Wednesday, October 28, 2015

South Dakota's Badlands--land of stone and light

Pointed peaks in stratified rock of the Badlands National Park
When visiting national parks, we like to watch films that are shown in visitor’s centers. These are usually beautifully done and provide history of the park in a concise and understandable way.
So one morning during our stay at Cedar Pass Lodge in Badlands National Park, we moseyed into the nearby Ben Reiffel Visitor  Center to look at exhibits and watch the 22-minute film called “Land of Stone and Light.”

Rounded rock formations actually contain an interesting palate of color.
From that film we learned that human history of the location goes back 12,000 years. The Lakota Indians were nomadic tribes whose lives depended on buffalo for shelter, clothes (skin and fur), food and cooking—really everything.
Buffalo are thriving now in the Badlands. They play an important
part in the ecosystem of the park.
When the U.S. government made treaties with the Lakotas in the mid-1700s, they were forced to end their nomadic way of life and settle on reservations. White men then hunted buffalo nearly to extinction and put up fences. Resistance from the Lakotas ended with the battle and massacre of many Lakotas at Wounded Knee in 1870.

Larry hiking the Notch Trail into the Badlands
Then came homesteaders in the early 20th century.  Looking for a “good” life and free land , these people were called “sod busters.” They discovered that the land was not conducive to farming, and small scale farming was a hard way to make a living. Bitterly cold winters and fierce winds made for harsh conditions, and many left.

Hikes brought us very close to the rugged
rock formations.
For a long while no one was interested in the area except geologists who studied the layers of rock. During the prehistoric period, ash from volcanic eruptions fell on the Badlands, and rain washed rock from the Rocky Mountains there. Layers developed: pierre shale (the lower level), brule (mid-level dark stripes), and sharps (top formations).
Climatic change, river deposits, and volcanic eruptions—followed by erosion—created what we know as Badlands. About 500,000 years ago wind, weather, and time began a period of erosion that has resulted in what we see today.

Beautiful colors glow in late afternoon night.
As part of a dynamic and changing earth, the rocks are eroding at the rate of one inch per year. It’s possible that the stratified rock formations of the Badlands may be gone in another 500,000 years. In the meantime, plants and animals must adapt to a harsh environment with cold winters, hot summers, and wildly variable precipitation amounts.
A formation called "the window." You can see why.
In 1843 fossils from a prehistoric creature apparently related to dinosaurs were discovered in the layered landscape. These bones, from animals that no longer exist, encouraged creation of a new science---paleontology. That’s still a primary study in the park, and there’s a lab at the visitor center where people can watch scientists in action.

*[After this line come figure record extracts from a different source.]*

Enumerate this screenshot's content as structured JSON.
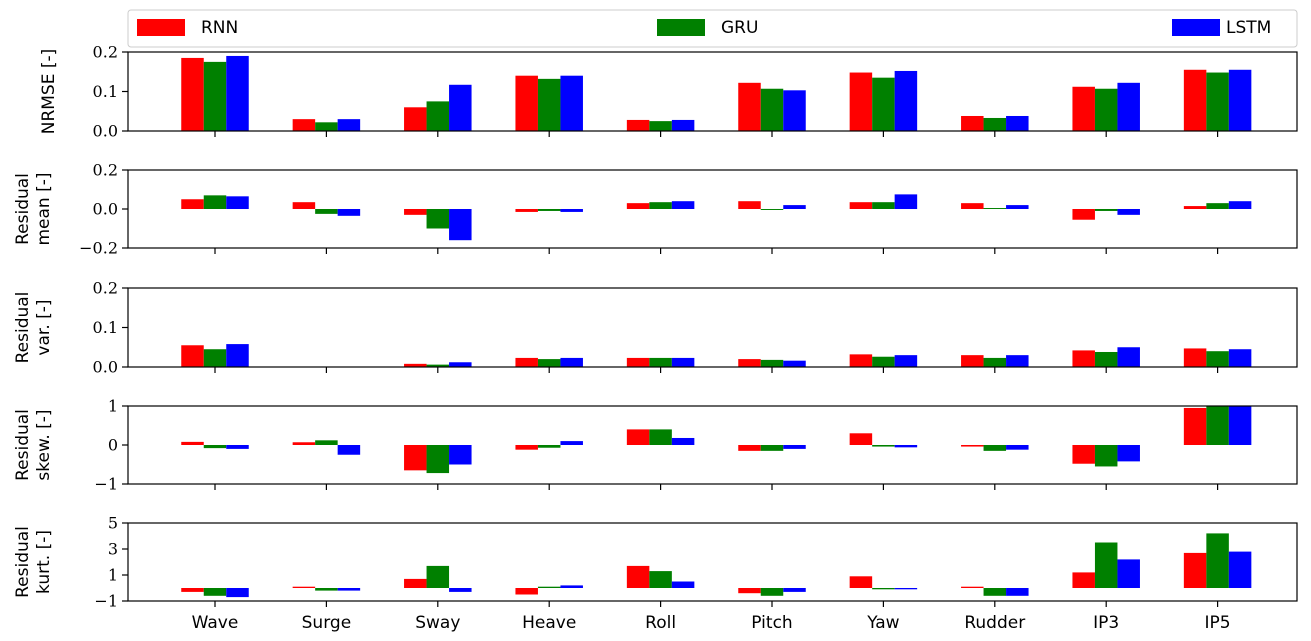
{
  "chart_data": {
    "type": "bar",
    "categories": [
      "Wave",
      "Surge",
      "Sway",
      "Heave",
      "Roll",
      "Pitch",
      "Yaw",
      "Rudder",
      "IP3",
      "IP5"
    ],
    "legend": {
      "placement": "top",
      "entries": [
        {
          "name": "RNN",
          "color": "#ff0000"
        },
        {
          "name": "GRU",
          "color": "#008000"
        },
        {
          "name": "LSTM",
          "color": "#0000ff"
        }
      ]
    },
    "panels": [
      {
        "ylabel": [
          "NRMSE [-]"
        ],
        "ylim": [
          0,
          0.2
        ],
        "yticks": [
          0.0,
          0.1,
          0.2
        ],
        "ytick_labels": [
          "0.0",
          "0.1",
          "0.2"
        ],
        "series": [
          {
            "name": "RNN",
            "values": [
              0.185,
              0.03,
              0.06,
              0.14,
              0.028,
              0.122,
              0.148,
              0.038,
              0.112,
              0.155
            ]
          },
          {
            "name": "GRU",
            "values": [
              0.175,
              0.022,
              0.075,
              0.132,
              0.025,
              0.107,
              0.135,
              0.033,
              0.107,
              0.148
            ]
          },
          {
            "name": "LSTM",
            "values": [
              0.19,
              0.03,
              0.117,
              0.14,
              0.028,
              0.103,
              0.152,
              0.038,
              0.122,
              0.155
            ]
          }
        ]
      },
      {
        "ylabel": [
          "Residual",
          "mean [-]"
        ],
        "ylim": [
          -0.2,
          0.2
        ],
        "yticks": [
          -0.2,
          0.0,
          0.2
        ],
        "ytick_labels": [
          "−0.2",
          "0.0",
          "0.2"
        ],
        "series": [
          {
            "name": "RNN",
            "values": [
              0.05,
              0.035,
              -0.03,
              -0.015,
              0.03,
              0.04,
              0.035,
              0.03,
              -0.055,
              0.015
            ]
          },
          {
            "name": "GRU",
            "values": [
              0.07,
              -0.025,
              -0.1,
              -0.01,
              0.035,
              -0.005,
              0.035,
              0.005,
              -0.01,
              0.03
            ]
          },
          {
            "name": "LSTM",
            "values": [
              0.065,
              -0.035,
              -0.16,
              -0.015,
              0.04,
              0.02,
              0.075,
              0.02,
              -0.03,
              0.04
            ]
          }
        ]
      },
      {
        "ylabel": [
          "Residual",
          "var. [-]"
        ],
        "ylim": [
          0,
          0.2
        ],
        "yticks": [
          0.0,
          0.1,
          0.2
        ],
        "ytick_labels": [
          "0.0",
          "0.1",
          "0.2"
        ],
        "series": [
          {
            "name": "RNN",
            "values": [
              0.055,
              0.001,
              0.008,
              0.023,
              0.023,
              0.02,
              0.032,
              0.03,
              0.042,
              0.047
            ]
          },
          {
            "name": "GRU",
            "values": [
              0.045,
              0.001,
              0.006,
              0.02,
              0.023,
              0.018,
              0.026,
              0.023,
              0.038,
              0.04
            ]
          },
          {
            "name": "LSTM",
            "values": [
              0.058,
              0.001,
              0.012,
              0.023,
              0.023,
              0.016,
              0.03,
              0.03,
              0.05,
              0.045
            ]
          }
        ]
      },
      {
        "ylabel": [
          "Residual",
          "skew. [-]"
        ],
        "ylim": [
          -1,
          1
        ],
        "yticks": [
          -1,
          0,
          1
        ],
        "ytick_labels": [
          "−1",
          "0",
          "1"
        ],
        "series": [
          {
            "name": "RNN",
            "values": [
              0.08,
              0.07,
              -0.65,
              -0.12,
              0.4,
              -0.15,
              0.3,
              -0.04,
              -0.48,
              0.95
            ]
          },
          {
            "name": "GRU",
            "values": [
              -0.08,
              0.12,
              -0.72,
              -0.07,
              0.4,
              -0.15,
              -0.04,
              -0.15,
              -0.55,
              1.0
            ]
          },
          {
            "name": "LSTM",
            "values": [
              -0.1,
              -0.25,
              -0.5,
              0.1,
              0.18,
              -0.1,
              -0.06,
              -0.12,
              -0.42,
              1.0
            ]
          }
        ]
      },
      {
        "ylabel": [
          "Residual",
          "kurt. [-]"
        ],
        "ylim": [
          -1,
          5
        ],
        "yticks": [
          -1,
          1,
          3,
          5
        ],
        "ytick_labels": [
          "−1",
          "1",
          "3",
          "5"
        ],
        "series": [
          {
            "name": "RNN",
            "values": [
              -0.3,
              0.1,
              0.7,
              -0.5,
              1.7,
              -0.4,
              0.9,
              0.1,
              1.2,
              2.7
            ]
          },
          {
            "name": "GRU",
            "values": [
              -0.6,
              -0.2,
              1.7,
              0.1,
              1.3,
              -0.6,
              -0.1,
              -0.6,
              3.5,
              4.2
            ]
          },
          {
            "name": "LSTM",
            "values": [
              -0.7,
              -0.2,
              -0.3,
              0.2,
              0.5,
              -0.3,
              -0.1,
              -0.6,
              2.2,
              2.8
            ]
          }
        ]
      }
    ]
  }
}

Geologists are greatly interested in the layered peaks and buttes
of Badlands National Park in South Dakota.
People who come to the Badlands today are generally curious about nature and want to see this extraordinary place for themselves. Besides, I know that any land that has been designated a U.S. national park is worth visiting.
A national grassland covers the early landscapes of the park.
Actually, the Badlands is not desolate or forbidding but supports a variety of plant and animal life. It’s a living, changing land, unexcelled in scenic splendor. Visitors (myself included) who stay awhile, observe the artistically sculpted geology, and perhaps hike some of the many trails for a closer look come to appreciate this “fragile touch of wilderness” that changes with the rhythm of the wind.

Sunset seen through the rock formations of the Badlands.